Edinburgh Fringe Review: After the Rainfall

The thing about a Curious Directive show is that you never quite know what to expect until you’re watching it. You can presume there’ll be some mind-blowing science that is unpacked through the use of performers and physicality, and you can presume they’ll be music and projections to ease you with the narrative. What you can’t expect, though, is the level of interlocking and unfolding knowledge and curiosity that is packed into each production, sending your senses spiralling into overdrive whilst your brain is simultaneously overwhelmed by intellectual stimulus. To put it simply, a Curious Directive show attacks your nervous system through theatre; it stimulates, it captivates and it educates.

In their latest production, After The Rainfall, directed by Jack Lowe and devised with the company, Curious Directive explore four time periods, each revolving around the aftermath of the Empire. 2022 and a book on the communication of ants has rocketed in sales after the comparisons it draws upon society and the downfall of the Monarchy. 1952 and an English Government employee is attempting to find the best route for toxic waste to be transported through Egypt, whilst in 1986 Cumbria a young art college student pays homage to his brother after he went missing in the Haig Pit. Then there’s today, 2012, with Rashida as she travels across Europe to see the Rosetta Stone, an object that is on ‘temporary loan’ to the British Museum. These narratives collide and explode under the skilful direction of Lowe and the ensemble.

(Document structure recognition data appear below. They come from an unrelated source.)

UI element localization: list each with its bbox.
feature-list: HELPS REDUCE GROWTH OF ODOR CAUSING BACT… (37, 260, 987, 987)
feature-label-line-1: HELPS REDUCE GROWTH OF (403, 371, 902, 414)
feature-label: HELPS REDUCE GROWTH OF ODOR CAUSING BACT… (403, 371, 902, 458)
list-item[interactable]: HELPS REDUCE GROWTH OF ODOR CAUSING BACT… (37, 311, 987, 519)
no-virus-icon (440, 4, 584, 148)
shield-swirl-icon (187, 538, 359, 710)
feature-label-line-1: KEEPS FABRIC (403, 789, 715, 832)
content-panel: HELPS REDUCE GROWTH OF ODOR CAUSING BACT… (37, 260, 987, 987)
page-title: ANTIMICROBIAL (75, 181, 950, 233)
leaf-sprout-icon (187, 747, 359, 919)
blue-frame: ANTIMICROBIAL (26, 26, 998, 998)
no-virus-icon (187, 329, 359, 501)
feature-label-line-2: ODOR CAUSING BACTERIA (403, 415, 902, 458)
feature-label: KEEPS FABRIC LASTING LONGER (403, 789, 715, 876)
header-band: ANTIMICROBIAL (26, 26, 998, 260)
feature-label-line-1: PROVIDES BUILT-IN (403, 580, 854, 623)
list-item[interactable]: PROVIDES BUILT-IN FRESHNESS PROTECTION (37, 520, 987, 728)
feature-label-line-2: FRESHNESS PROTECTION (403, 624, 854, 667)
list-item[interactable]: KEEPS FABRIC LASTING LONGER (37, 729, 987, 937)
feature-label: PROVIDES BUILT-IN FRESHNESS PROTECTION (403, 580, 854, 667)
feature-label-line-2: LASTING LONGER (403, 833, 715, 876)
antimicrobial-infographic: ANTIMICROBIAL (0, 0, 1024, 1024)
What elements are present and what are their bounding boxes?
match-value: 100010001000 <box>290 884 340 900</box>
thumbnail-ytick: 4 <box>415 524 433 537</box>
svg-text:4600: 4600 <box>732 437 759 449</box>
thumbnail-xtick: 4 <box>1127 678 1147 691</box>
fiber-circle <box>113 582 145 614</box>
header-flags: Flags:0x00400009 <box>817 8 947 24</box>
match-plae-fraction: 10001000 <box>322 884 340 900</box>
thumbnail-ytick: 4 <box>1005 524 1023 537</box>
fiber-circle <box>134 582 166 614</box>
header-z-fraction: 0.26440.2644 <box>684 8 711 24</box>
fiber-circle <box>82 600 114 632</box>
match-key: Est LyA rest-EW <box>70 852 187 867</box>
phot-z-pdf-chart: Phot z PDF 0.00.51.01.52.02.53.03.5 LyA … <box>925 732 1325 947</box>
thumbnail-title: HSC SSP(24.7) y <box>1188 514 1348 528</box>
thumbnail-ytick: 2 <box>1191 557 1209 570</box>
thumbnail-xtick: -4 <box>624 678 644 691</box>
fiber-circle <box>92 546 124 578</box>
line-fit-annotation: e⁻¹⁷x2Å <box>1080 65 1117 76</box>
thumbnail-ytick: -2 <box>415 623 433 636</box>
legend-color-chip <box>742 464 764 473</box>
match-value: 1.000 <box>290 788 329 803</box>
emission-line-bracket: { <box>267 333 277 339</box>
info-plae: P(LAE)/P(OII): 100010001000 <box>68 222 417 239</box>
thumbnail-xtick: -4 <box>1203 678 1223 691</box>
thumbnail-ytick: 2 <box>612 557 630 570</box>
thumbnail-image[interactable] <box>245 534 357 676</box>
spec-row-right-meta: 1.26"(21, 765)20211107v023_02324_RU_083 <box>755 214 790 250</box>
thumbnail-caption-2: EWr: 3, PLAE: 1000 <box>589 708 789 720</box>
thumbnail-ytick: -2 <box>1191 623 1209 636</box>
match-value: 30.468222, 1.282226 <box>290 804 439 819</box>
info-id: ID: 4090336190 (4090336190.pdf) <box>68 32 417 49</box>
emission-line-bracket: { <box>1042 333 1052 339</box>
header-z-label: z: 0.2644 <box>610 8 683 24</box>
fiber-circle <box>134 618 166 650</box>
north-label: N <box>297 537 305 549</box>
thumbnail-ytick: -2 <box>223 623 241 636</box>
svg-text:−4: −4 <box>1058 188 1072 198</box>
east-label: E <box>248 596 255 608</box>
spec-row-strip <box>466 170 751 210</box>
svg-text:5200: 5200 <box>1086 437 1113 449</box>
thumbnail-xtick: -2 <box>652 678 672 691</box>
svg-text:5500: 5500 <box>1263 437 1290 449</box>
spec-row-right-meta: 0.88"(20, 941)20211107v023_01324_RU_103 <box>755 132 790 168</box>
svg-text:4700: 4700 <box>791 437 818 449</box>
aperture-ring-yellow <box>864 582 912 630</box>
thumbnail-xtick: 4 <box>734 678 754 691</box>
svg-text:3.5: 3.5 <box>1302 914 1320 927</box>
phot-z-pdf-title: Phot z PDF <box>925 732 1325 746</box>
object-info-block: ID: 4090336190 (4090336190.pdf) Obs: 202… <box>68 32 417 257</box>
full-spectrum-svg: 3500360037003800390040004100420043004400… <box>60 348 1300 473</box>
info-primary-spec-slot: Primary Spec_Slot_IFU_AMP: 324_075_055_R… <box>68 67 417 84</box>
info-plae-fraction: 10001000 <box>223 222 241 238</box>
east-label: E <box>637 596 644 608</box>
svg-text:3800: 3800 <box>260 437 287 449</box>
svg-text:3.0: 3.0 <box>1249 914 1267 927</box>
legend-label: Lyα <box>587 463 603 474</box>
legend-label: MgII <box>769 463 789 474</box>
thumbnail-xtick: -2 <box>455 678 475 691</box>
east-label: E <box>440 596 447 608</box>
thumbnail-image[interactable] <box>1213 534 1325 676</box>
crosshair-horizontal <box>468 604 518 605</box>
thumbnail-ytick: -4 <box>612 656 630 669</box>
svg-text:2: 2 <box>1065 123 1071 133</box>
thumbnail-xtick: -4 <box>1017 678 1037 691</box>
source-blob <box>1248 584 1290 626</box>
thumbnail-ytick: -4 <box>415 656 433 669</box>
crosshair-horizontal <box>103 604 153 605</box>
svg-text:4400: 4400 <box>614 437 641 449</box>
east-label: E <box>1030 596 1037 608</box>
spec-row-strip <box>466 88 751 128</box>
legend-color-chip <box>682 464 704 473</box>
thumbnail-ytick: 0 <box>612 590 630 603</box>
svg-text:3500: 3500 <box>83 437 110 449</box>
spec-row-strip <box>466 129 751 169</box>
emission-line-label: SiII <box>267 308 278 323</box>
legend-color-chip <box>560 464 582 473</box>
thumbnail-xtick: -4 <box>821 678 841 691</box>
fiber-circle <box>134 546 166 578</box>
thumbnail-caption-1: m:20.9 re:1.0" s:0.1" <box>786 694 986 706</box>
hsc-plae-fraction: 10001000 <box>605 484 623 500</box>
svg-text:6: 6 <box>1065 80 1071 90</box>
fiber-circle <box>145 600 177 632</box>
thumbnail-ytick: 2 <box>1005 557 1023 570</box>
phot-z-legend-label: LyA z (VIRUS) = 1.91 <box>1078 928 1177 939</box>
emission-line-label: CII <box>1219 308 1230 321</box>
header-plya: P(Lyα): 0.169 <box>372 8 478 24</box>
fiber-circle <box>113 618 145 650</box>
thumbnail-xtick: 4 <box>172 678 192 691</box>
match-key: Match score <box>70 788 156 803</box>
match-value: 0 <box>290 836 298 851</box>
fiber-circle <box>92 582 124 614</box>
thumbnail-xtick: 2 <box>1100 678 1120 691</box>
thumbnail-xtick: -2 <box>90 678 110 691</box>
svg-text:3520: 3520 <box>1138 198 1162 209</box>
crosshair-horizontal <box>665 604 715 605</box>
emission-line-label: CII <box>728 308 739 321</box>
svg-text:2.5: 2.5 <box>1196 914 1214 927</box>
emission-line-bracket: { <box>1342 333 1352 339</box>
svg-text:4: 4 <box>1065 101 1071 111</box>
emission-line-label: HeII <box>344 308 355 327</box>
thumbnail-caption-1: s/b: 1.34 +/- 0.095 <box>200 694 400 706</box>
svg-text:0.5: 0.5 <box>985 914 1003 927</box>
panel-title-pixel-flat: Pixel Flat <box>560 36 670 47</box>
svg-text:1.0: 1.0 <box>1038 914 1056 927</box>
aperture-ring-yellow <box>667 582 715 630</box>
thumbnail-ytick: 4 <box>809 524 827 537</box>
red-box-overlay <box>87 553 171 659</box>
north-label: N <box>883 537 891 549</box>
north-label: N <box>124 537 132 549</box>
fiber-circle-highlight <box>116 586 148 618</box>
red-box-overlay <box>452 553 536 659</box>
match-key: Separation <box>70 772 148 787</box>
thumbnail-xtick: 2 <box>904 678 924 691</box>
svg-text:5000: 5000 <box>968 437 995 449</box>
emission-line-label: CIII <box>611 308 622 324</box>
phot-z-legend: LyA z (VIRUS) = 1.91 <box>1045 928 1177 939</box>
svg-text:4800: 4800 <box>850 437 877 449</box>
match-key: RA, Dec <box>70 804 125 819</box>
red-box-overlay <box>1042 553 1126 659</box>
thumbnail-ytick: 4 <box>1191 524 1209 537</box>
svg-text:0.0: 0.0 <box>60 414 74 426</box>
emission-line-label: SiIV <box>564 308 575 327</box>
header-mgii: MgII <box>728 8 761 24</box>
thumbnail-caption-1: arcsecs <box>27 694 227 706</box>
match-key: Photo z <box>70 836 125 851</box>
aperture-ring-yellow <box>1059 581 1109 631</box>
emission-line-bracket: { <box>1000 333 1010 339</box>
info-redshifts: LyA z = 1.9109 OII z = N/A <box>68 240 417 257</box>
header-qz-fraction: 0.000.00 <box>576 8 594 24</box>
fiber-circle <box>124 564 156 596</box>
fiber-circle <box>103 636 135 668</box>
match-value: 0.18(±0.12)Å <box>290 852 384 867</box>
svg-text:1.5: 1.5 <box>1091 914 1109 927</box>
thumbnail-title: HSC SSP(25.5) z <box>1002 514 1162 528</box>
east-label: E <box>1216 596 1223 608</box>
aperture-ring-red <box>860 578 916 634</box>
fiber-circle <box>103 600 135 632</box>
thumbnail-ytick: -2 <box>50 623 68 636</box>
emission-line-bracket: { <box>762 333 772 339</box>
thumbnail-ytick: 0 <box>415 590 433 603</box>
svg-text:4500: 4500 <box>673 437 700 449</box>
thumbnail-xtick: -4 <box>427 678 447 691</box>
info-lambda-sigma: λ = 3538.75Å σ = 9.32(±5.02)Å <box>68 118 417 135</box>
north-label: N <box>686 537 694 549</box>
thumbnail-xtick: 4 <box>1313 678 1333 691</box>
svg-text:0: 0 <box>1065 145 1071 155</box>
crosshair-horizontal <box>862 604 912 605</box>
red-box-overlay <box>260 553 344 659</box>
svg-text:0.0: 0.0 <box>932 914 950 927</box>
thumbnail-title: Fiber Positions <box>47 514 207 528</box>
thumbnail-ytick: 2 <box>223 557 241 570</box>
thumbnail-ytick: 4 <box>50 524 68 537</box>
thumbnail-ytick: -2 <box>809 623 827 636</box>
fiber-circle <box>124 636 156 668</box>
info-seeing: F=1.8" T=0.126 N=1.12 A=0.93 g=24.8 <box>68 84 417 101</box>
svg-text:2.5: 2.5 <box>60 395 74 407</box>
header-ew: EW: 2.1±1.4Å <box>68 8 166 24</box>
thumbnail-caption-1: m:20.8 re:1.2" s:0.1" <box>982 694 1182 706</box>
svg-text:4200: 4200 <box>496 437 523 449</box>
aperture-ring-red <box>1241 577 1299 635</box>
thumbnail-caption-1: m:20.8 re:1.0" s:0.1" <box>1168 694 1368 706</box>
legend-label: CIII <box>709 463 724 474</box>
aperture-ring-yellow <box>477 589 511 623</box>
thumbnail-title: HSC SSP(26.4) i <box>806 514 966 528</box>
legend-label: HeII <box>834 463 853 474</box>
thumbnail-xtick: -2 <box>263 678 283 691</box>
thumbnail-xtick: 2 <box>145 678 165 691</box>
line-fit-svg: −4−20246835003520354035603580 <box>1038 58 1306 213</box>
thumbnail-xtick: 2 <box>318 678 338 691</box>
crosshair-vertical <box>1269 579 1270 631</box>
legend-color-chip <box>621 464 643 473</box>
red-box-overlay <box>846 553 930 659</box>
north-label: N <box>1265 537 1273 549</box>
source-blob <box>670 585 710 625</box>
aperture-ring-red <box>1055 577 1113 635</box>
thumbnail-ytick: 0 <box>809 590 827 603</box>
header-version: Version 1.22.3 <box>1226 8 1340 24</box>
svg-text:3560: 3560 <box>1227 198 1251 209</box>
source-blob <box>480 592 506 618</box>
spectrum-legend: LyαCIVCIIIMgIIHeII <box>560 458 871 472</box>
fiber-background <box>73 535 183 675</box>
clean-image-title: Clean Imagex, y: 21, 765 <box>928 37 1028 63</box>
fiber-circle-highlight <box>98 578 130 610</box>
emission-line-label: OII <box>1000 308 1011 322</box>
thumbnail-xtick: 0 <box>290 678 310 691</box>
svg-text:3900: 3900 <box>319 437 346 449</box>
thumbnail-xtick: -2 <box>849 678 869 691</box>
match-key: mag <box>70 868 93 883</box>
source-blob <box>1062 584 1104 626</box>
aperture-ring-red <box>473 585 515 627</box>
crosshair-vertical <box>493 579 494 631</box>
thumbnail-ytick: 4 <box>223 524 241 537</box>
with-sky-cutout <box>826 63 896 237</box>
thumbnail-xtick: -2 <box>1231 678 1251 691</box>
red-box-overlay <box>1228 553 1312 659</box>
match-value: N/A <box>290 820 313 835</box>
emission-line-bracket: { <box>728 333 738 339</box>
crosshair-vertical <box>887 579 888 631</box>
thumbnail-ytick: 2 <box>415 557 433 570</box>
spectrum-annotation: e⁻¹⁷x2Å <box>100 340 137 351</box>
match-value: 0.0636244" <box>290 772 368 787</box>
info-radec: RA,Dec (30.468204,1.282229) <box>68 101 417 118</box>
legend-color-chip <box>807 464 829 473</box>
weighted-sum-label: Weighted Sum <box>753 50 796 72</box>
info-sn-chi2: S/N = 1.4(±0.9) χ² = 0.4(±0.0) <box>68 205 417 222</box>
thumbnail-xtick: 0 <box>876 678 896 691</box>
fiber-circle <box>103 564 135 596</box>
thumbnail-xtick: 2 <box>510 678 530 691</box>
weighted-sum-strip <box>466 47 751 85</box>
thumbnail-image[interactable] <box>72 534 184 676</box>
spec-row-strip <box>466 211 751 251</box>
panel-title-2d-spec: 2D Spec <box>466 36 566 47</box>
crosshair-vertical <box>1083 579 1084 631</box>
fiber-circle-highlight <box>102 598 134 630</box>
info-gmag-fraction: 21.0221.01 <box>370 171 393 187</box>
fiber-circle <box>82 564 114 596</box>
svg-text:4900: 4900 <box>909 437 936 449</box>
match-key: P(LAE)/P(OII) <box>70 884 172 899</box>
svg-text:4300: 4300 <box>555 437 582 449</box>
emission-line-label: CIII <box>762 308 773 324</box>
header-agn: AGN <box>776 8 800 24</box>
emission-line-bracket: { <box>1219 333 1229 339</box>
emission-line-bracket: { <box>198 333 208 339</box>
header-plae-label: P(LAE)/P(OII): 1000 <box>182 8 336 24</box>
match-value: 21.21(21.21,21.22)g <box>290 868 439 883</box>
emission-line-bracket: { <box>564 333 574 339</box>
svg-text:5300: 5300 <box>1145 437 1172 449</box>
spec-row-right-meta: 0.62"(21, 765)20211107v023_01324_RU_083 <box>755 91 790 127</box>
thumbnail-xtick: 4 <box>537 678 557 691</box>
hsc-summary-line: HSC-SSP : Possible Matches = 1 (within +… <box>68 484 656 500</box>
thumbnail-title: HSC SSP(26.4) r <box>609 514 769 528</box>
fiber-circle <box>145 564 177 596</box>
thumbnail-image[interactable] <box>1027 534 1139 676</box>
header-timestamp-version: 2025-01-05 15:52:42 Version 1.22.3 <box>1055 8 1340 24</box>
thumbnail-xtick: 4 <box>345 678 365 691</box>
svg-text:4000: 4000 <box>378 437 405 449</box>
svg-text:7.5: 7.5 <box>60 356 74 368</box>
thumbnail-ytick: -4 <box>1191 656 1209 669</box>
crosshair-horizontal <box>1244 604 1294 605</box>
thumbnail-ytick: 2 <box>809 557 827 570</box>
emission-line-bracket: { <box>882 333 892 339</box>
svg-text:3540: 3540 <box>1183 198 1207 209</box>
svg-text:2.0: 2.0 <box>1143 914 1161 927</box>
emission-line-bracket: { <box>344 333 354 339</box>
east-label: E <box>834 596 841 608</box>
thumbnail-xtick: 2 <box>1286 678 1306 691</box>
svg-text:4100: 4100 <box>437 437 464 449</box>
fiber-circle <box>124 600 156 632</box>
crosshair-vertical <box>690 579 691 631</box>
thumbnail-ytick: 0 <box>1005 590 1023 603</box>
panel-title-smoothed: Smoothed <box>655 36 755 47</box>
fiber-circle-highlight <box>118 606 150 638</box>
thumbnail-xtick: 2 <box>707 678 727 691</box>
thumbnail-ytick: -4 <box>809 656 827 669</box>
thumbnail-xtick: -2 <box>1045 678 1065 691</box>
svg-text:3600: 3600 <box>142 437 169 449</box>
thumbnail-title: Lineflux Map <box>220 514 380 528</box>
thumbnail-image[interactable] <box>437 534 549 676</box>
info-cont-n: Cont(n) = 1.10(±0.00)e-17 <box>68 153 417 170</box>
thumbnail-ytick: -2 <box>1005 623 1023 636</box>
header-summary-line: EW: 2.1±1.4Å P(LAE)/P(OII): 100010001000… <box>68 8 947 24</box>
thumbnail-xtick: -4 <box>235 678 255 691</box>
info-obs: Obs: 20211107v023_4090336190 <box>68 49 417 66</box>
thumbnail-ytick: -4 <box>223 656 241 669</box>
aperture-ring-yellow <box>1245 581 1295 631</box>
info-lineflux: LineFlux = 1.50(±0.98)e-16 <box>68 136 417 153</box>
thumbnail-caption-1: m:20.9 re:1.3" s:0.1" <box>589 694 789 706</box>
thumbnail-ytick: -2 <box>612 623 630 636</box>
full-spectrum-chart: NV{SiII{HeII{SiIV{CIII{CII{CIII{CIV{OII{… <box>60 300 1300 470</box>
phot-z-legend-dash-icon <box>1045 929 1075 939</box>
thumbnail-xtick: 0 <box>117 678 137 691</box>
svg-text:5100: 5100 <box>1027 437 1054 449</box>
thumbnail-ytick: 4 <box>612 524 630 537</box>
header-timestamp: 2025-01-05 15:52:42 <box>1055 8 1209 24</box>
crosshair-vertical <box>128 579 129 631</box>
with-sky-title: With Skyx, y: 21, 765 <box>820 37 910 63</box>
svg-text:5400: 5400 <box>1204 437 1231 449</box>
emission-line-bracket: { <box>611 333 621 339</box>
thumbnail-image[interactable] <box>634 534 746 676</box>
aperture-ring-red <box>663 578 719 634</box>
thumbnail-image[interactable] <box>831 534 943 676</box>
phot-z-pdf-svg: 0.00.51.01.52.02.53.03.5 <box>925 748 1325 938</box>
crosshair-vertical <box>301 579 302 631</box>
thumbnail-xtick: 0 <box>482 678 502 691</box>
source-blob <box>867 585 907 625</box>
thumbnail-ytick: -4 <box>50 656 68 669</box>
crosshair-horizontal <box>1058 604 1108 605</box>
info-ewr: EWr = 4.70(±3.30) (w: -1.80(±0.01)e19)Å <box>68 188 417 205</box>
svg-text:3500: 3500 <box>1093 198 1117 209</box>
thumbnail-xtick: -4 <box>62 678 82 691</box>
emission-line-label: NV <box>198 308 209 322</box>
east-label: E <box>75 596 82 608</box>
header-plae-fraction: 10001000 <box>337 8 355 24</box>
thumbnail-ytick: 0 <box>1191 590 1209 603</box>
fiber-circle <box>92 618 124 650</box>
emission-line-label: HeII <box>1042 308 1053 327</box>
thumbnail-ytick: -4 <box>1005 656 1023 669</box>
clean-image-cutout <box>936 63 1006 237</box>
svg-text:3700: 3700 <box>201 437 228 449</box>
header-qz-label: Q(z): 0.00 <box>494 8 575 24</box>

After The Rainfall is an extremely slick production, making full use of the King Dome at Pleasance Theatre with a versatile set by Georgia Lowe that allows the ensemble to shift between characters and movement and keeps the narrative flowing freely throughout. In other Curious Directive productions the use of science has been paramount in the production but it feels less so in After The Rainfall. The piece does explain the structure of ant colonies and how they function, but it seems to focus more on political awakenings through civil unrest and political battles over land and resources, than the mechanics of science. This doesn’t make it any less exploratory in subject, and if anything it shows the company’s attempt at remaining atop of current events with the use of the Egyptian unrest as a focus point.

There is much to be taken from the production – it does well looking at the changing implications of the British Empire across the world and at home. It projects forwards to offer a suggestive insight into some of our future battles with land resources, nuclear waste and governmental structure.

The ensemble are strong and Lowe’s direction plays between movement and dialogue, with projective work by John-Marc Gowans. There is an emotive tone to the work too, and whilst there are a few instances where you wish for more, or can see the structure used in the production, it doesn’t make it any less enjoyable. The joy is in the learning and discovery, coupled with the imaginative qualities that Curious Directive bring to a subject matter.

After The Rainfall is a strong, slick production. It manages to weave together narratives and characters with ease, whilst presenting an invigorating production. There is always a feeling of accomplishment from a Curious Directive production. They’re a young but ambitious company and there’s always excitement in looking at their work and their vision. It’s a testament to the various theatres and funders who are supporting their work and proves that even the most difficult of subject matters can be brought to life through theatre. A lively, entertaining and imaginative production – not something you’d see at the Edinburgh Fringe everyday.